In case you missed it the first time, here’s an overview of CCRC entrance fees and refundabilities:
CCRC’s have a unique fee structure: you pay an entrance fee when you move in and then monthly fees.
Types of Refundabilities
There are two common types of refundable contracts: defined refundability and declining refundability.
The vast majority of communities offer the first type: a 90%, 50% or 0% refundable contract. For example, a resident choosing a 90% refundable contract that pays a $100,000 entrance fee would receive $90,000 (90% of $100,000) upon completion of the contract.
As it sounds, a declining refund plan provides a declining refund based on the length of time that a resident has been in the community. Most plans offer stipulations such as “the contract is 90% refundable upon entrance to the community and then amortizes 4% a month until the remainder of the entrance fee has been exhausted.” In some communities, declining refund plans also offer benefits should a resident need to move to assisted living or nursing. Generally, the resident’s entrance fee acts as an endowment and can be applied against the cost of care.
CCRC entrance fee contracts are not the same as condominium pricing where residents own their units and a percentage ownership in the common spaces. CCRC residents do not actually own their unit. Instead, they have an exclusive agreement with the community to use the residence and the common grounds for the rest of their lives.
The refundable portion of the entrance fee is due when the resident either moves out of the community or passes away. Most CCRC’s have a clause in the resident contract whereby the resident or the resident’s estate will not receive a refund until the resident’s independent living apartment has been resold. This practice was common a few years ago, but due to the recession, state legislatures have been cracking down on communities denying refunds to residents on the basis on apartment resale because it has been taking CCRC’s much longer to resell the unit. Most communities offer a compromise: the balance of the entrance fee is refundable if the unit has not been resold at the end of one year.

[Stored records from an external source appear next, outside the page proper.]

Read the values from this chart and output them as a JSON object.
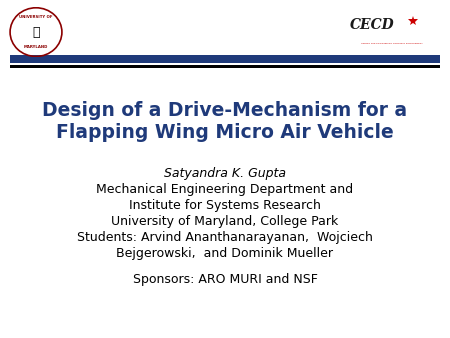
{
  "background_color": "#ffffff",
  "title_line1": "Design of a Drive-Mechanism for a",
  "title_line2": "Flapping Wing Micro Air Vehicle",
  "title_color": "#1F3A7A",
  "title_fontsize": 13.5,
  "body_lines": [
    {
      "text": "Satyandra K. Gupta",
      "style": "italic",
      "fontsize": 9.0
    },
    {
      "text": "Mechanical Engineering Department and",
      "style": "normal",
      "fontsize": 9.0
    },
    {
      "text": "Institute for Systems Research",
      "style": "normal",
      "fontsize": 9.0
    },
    {
      "text": "University of Maryland, College Park",
      "style": "normal",
      "fontsize": 9.0
    },
    {
      "text": "Students: Arvind Ananthanarayanan,  Wojciech",
      "style": "normal",
      "fontsize": 9.0
    },
    {
      "text": "Bejgerowski,  and Dominik Mueller",
      "style": "normal",
      "fontsize": 9.0
    }
  ],
  "sponsors_text": "Sponsors: ARO MURI and NSF",
  "sponsors_fontsize": 9.0,
  "body_color": "#000000",
  "bar1_color": "#1F3A7A",
  "bar2_color": "#000000",
  "umd_circle_color": "#8B0000",
  "cecd_color": "#1a1a1a",
  "cecd_star_color": "#CC0000",
  "cecd_sub_color": "#CC0000"
}
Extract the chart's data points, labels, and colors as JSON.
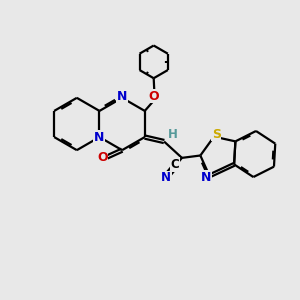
{
  "background_color": "#e8e8e8",
  "bond_color": "#000000",
  "atom_colors": {
    "N": "#0000cc",
    "O": "#cc0000",
    "S": "#ccaa00",
    "C": "#000000",
    "H": "#559999"
  },
  "line_width": 1.6,
  "dbo": 0.06,
  "figsize": [
    3.0,
    3.0
  ],
  "dpi": 100
}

Monthly fees vary depending on the community and the contract. Common services include: daily meals or a monthly meal plan, weekly or biweekly housekeeping, cable, telephone, internet, resident activities, and covered parking. There are several variations on the services provided.
Some communities have cottages or duplexes on the property that have lower monthly fees but do not offer the same services. These contracts are often marketed to younger, more independent seniors and offer a lifestyle that is almost like living outside a retirement community. In contrast, independent living apartments often offer more services.
Since the economic downturn, many CCRC’s are now starting to offer rental contracts. Since retirement communities prefer a large up-front entrance fee, rental contracts are priced such that most residents are better off choosing entrance fee contracts. However, for some people, rental pricing can be a good alternative and can offer benefits of CCRC living without the entrance fee.